What’s true is there were new applications for medical marijuana dispensaries, but they were for York County and the Down East area of the state. As the article correctly notes, the decision on the operators who’ll serve the area around Auburn was made several weeks before.
I suspect the harried editor glanced at the piece, saw the word Auburn and jumped to the conclusion that there was a local angle to the story. That sort of error seems to happen a lot at the Sun Journal.
Pot shot misfires: The Insight section of the August 22 Maine Sunday Telegram carried an op-ed by Charles Radis, an osteopath from Peaks Island, on what he sees as flaws in Maine’s new medical marijuana dispensary law.

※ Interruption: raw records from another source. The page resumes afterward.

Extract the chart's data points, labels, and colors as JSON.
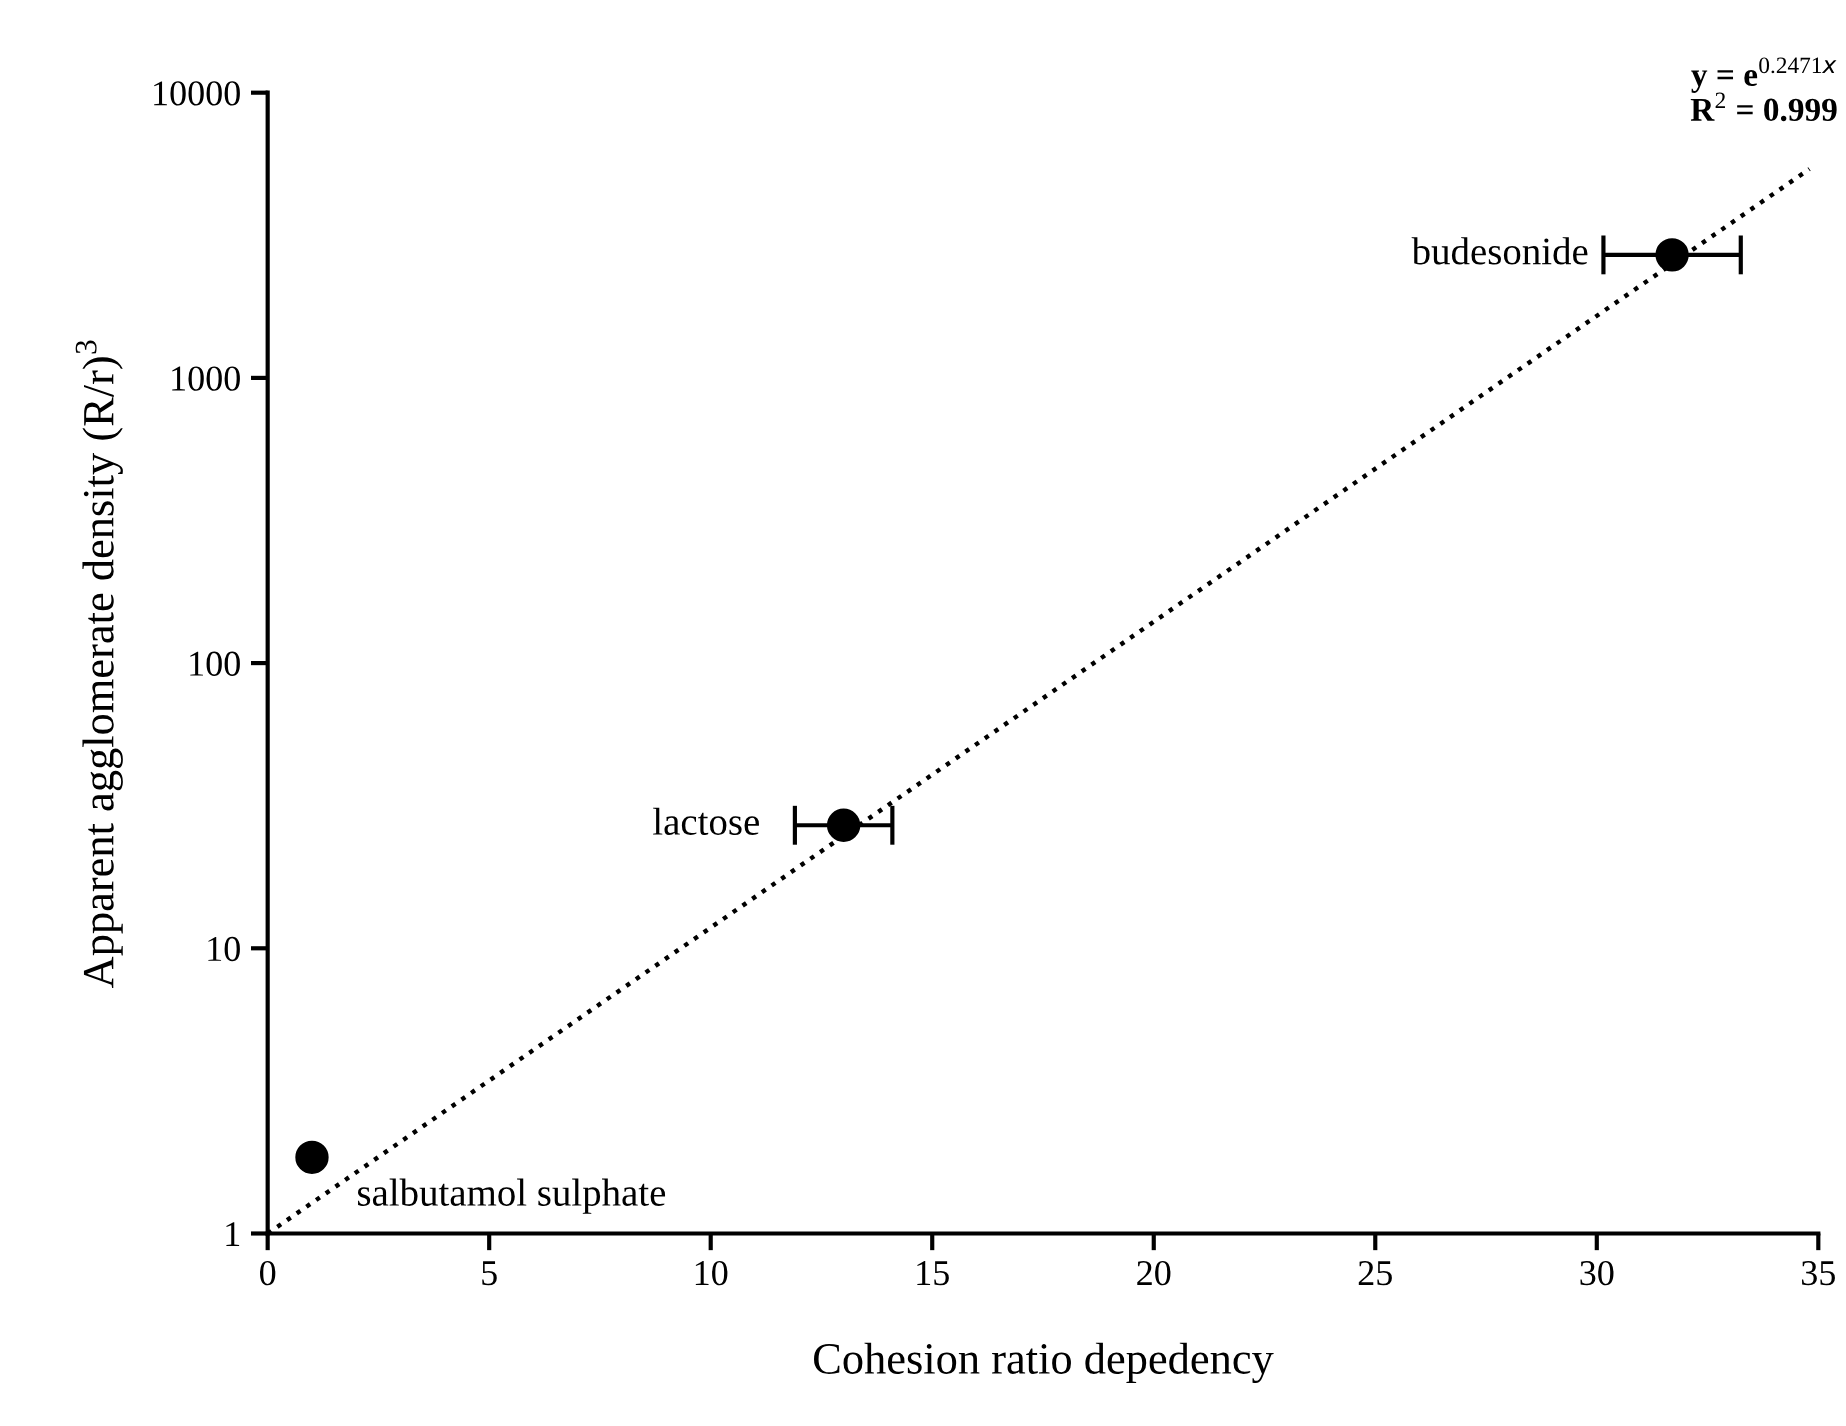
{
  "chart_data": {
    "type": "scatter",
    "xlabel": "Cohesion ratio depedency",
    "ylabel": "Apparent agglomerate density (R/r)$^{3}$",
    "log": "y",
    "xlim": [
      0,
      35
    ],
    "xticks": [
      0,
      5,
      10,
      15,
      20,
      25,
      30,
      35
    ],
    "ylim": [
      1,
      10000
    ],
    "yticks": [
      1,
      10,
      100,
      1000,
      10000
    ],
    "grid": false,
    "legend": false,
    "marker": "circle",
    "series": [
      {
        "color": "#000000",
        "x": [
          1.0,
          13.0,
          31.7
        ],
        "values": [
          1.85,
          27,
          2700
        ],
        "xerrors": [
          null,
          1.1,
          1.55
        ]
      },
      {
        "type": "line",
        "color": "#000000",
        "line_style": "dotted",
        "marker": "none",
        "x": [
          0,
          34.8
        ],
        "values": [
          1,
          5400
        ]
      }
    ],
    "annotations": [
      {
        "text": "salbutamol sulphate",
        "x": 1.0,
        "y": 1.85
      },
      {
        "text": "lactose",
        "x": 13.0,
        "y": 27
      },
      {
        "text": "budesonide",
        "x": 31.7,
        "y": 2700
      },
      "y = e$^{0.2471x}$\nR$^{2}$ = 0.999"
    ]
  }
}
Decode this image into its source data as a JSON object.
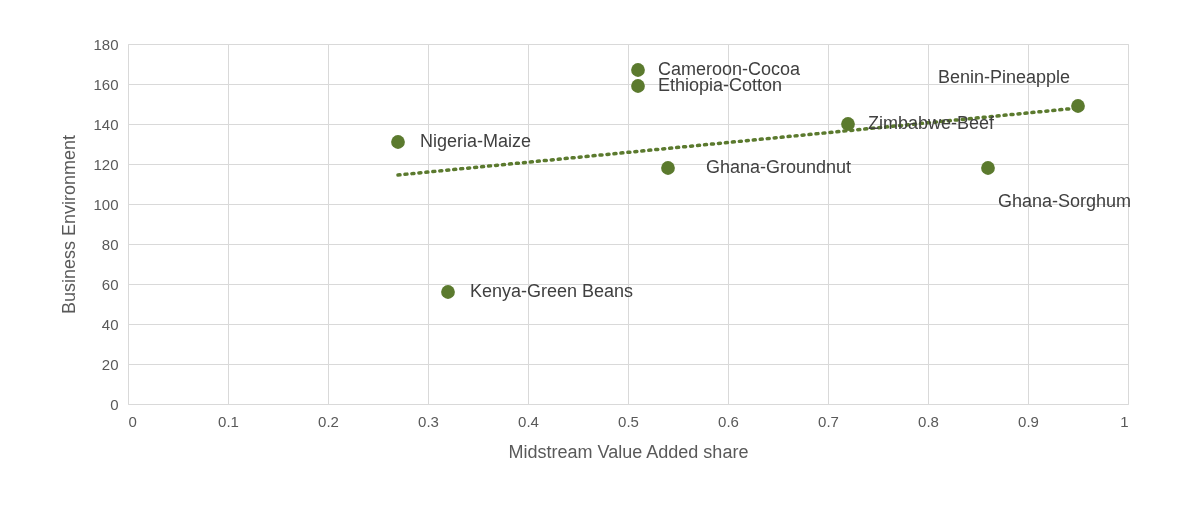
{
  "chart_data": {
    "type": "scatter",
    "xlabel": "Midstream Value Added share",
    "ylabel": "Business Environment",
    "xlim": [
      0,
      1
    ],
    "xticks": [
      0,
      0.1,
      0.2,
      0.3,
      0.4,
      0.5,
      0.6,
      0.7,
      0.8,
      0.9,
      1
    ],
    "ylim": [
      0,
      180
    ],
    "yticks": [
      0,
      20,
      40,
      60,
      80,
      100,
      120,
      140,
      160,
      180
    ],
    "grid": true,
    "marker": "circle",
    "series": [
      {
        "color": "#5b7a2e",
        "x": [
          0.27,
          0.32,
          0.51,
          0.51,
          0.54,
          0.72,
          0.86,
          0.95
        ],
        "values": [
          131,
          56,
          167,
          159,
          118,
          140,
          118,
          149
        ]
      },
      {
        "type": "line",
        "color": "#5b7a2e",
        "line_style": "dotted",
        "marker": "none",
        "x": [
          0.27,
          0.95
        ],
        "values": [
          114.5,
          148
        ]
      }
    ],
    "annotations": [
      {
        "text": "Nigeria-Maize",
        "x": 0.27,
        "y": 131
      },
      {
        "text": "Kenya-Green Beans",
        "x": 0.32,
        "y": 56
      },
      {
        "text": "Cameroon-Cocoa",
        "x": 0.51,
        "y": 167
      },
      {
        "text": "Ethiopia-Cotton",
        "x": 0.51,
        "y": 159
      },
      {
        "text": "Ghana-Groundnut",
        "x": 0.54,
        "y": 118
      },
      {
        "text": "Zimbabwe-Beef",
        "x": 0.72,
        "y": 140
      },
      {
        "text": "Ghana-Sorghum",
        "x": 0.86,
        "y": 118
      },
      {
        "text": "Benin-Pineapple",
        "x": 0.95,
        "y": 149
      }
    ]
  }
}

Since this piece, headlined “Marijuana still unproven for many ills,” is Radis’ opinion, I assume the newspapers was reluctant to tamper with his comments, but that still doesn’t excuse allowing him to make at least two factual errors in his very first sentence.
According to Radis, “Medical marijuana prescribing is now legal in 14 states, with Maine the latest to join the growing social movement to legalize pot for medicinal use.”
In fact, medical marijuana is hardly new to Maine. It’s been legal here for more than a decade, making this state one of the earliest to do so. What was recently legalized here were licensed dispensaries to distribute the drug.
Radis is also wrong in his frequent references to “prescribing” pot. Because marijuana remains illegal under federal law, doctors don’t prescribe it. In Maine, they write letters recommending its use to alleviate symptoms caused by several medical conditions.
Newspapers should encourage a broad range of opinions on their editorial pages, but they also have a responsibility to do at least rudimentary fact checking of those pieces to make sure they don’t spread false information. In this case, the Telegram fell short.
Recycling the recycler: From the Web site of the West End News, a Portland bi-weekly, on August 18:
“Ecomaine’s newly elected Chairman of the Board of Directors, Portland Director of Public Services Michael Bobinsky, is ecomaine’s newly-elected Chairman of the Board of Directors.”
Another case of what goes around comes around.